In a fighting mood, the government meanwhile seems quite happy to annoy the UNHCR,
even to violate Australia’s legal obligations to the Refugee
Convention. In defiance of a rebuff in the Senate, it now seems to be
preparing to deploy its troops against the High Court. And why not? Soon
the generalissimos will be trying to win a re-election campaign by
claiming that their Operation Sovereign Borders campaign has been an
unqualified success.
If democracy is about humility, public openness, equality and the
non-violent refusal of arbitrary power, then all these bellicose efforts
to ‘stop the boats’ are anti-democratic, in every way. I tried to
explain this point in an earlier posting on the concentration camps
of Manus Island and Nauru.
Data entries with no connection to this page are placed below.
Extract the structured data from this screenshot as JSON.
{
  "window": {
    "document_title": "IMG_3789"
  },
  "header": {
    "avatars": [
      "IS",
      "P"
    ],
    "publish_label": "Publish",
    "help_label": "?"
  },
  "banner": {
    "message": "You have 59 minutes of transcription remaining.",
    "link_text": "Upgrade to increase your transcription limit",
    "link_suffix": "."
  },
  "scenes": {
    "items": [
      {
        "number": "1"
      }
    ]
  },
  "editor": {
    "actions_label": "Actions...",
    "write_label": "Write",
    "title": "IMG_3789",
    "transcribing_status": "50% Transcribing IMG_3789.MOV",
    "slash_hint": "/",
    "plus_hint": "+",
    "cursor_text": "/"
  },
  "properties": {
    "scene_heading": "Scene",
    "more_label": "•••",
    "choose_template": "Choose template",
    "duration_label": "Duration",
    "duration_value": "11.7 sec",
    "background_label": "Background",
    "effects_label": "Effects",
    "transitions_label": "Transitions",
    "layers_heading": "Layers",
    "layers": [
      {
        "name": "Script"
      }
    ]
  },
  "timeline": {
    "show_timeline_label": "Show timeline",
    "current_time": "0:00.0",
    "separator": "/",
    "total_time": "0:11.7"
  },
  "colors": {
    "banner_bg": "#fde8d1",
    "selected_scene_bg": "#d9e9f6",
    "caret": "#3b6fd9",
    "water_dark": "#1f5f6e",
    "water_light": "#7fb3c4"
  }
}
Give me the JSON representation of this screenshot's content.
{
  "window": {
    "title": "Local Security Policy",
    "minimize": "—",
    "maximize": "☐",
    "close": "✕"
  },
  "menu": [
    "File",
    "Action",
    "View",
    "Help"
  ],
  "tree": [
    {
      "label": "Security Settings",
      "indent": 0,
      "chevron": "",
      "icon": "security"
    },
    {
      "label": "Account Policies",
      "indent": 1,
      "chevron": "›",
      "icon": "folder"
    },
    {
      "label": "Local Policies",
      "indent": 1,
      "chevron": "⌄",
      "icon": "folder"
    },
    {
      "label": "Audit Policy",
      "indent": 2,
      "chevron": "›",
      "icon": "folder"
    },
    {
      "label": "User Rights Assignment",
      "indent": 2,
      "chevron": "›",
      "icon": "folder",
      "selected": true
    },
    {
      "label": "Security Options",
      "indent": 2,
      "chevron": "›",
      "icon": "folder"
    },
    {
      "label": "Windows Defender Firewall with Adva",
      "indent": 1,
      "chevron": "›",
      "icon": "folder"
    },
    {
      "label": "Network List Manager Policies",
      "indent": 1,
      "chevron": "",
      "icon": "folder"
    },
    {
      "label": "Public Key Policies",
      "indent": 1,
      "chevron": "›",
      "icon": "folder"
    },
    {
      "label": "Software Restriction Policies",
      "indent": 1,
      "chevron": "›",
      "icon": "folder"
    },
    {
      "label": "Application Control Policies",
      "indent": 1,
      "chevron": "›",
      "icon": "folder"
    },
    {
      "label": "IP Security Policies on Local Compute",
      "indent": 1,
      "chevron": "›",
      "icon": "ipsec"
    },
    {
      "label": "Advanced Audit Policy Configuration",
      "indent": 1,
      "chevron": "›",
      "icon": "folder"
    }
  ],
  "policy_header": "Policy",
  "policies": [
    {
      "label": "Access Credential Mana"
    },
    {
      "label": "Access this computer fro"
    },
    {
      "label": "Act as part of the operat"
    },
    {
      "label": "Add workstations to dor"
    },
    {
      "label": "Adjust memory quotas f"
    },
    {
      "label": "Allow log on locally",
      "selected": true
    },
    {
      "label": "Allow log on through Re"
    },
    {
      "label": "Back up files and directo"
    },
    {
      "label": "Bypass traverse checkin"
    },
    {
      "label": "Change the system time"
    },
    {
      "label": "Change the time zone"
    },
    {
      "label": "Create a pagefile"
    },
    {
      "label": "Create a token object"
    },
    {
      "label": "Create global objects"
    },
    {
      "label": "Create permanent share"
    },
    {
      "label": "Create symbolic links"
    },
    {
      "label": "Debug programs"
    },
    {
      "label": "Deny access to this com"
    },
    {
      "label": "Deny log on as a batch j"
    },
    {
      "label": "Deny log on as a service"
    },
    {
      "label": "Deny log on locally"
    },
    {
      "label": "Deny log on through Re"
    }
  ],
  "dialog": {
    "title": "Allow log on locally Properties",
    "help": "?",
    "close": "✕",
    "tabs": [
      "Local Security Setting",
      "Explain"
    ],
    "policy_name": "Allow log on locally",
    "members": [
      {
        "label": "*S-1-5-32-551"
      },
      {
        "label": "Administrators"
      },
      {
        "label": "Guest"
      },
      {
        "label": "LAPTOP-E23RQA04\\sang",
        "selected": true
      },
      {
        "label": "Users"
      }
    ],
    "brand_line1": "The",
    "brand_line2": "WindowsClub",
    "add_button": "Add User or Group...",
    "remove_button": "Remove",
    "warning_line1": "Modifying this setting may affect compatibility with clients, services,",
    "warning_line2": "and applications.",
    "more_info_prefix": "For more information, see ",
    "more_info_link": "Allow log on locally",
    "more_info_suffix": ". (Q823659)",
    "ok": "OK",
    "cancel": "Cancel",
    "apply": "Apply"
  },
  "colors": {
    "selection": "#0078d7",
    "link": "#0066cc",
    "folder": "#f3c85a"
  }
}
The piece examined the political
implications of the decision by the Abbott government to award
Transfield Services a $1.22 billion contract to manage these camps. It
targeted Mr Belgiorno-Nettis, and the newDemocracy Foundation
he runs, showing how both are implicated in the whole dirty business of
Operation Sovereign Borders. It asked Mr Belgiorno-Nettis several
political questions, to do with double standards: for instance, why he
hasn’t divested his interests in Transfield Services, and whether he’d
be willing to fund a deliberative democracy session in the camps, to
give its inmates a public voice?
What has been the result? Silence. Sullied silence, even from the scholars involved in its work.
The Foundation continues to snub calls for a public reply to the
questions, which to many thousands of readers seemed straightforwardly
reasonable. Behind the scenes, following the publication and
re-publication of the piece on many web platforms, the newDemocracy
Foundation played rough. In effect, it alleged the piece was written out
of sour grapes: never having received a cent from their coffers, ran
the story, I plotted revenge. Then they alleged that the whole issue was
a case of vox pop spin, crude media hype designed to raise a rabble
against their good reputation as champions of reasoned public
deliberation.
These cooked-up ad hominem allegations are diversionary.
Seen from a public relations point of view, the allegations are just
plain daft, in essence because by its silence the newDemocracy
Foundation runs a high risk of reputational damage. Who will take
seriously a privately-funded foundation that refuses to explain its view
of a company that has taken on the dirty business of running offshore
concentration camps? Sadly, those who run the foundation seem
unconcerned with the dangerously anti-democratic effects of Operation
Sovereign Borders. For an organisation whose charter speaks of the need
to find ‘a better way to do democracy’ it’s all rather surprising, and
more than a bit politically curious.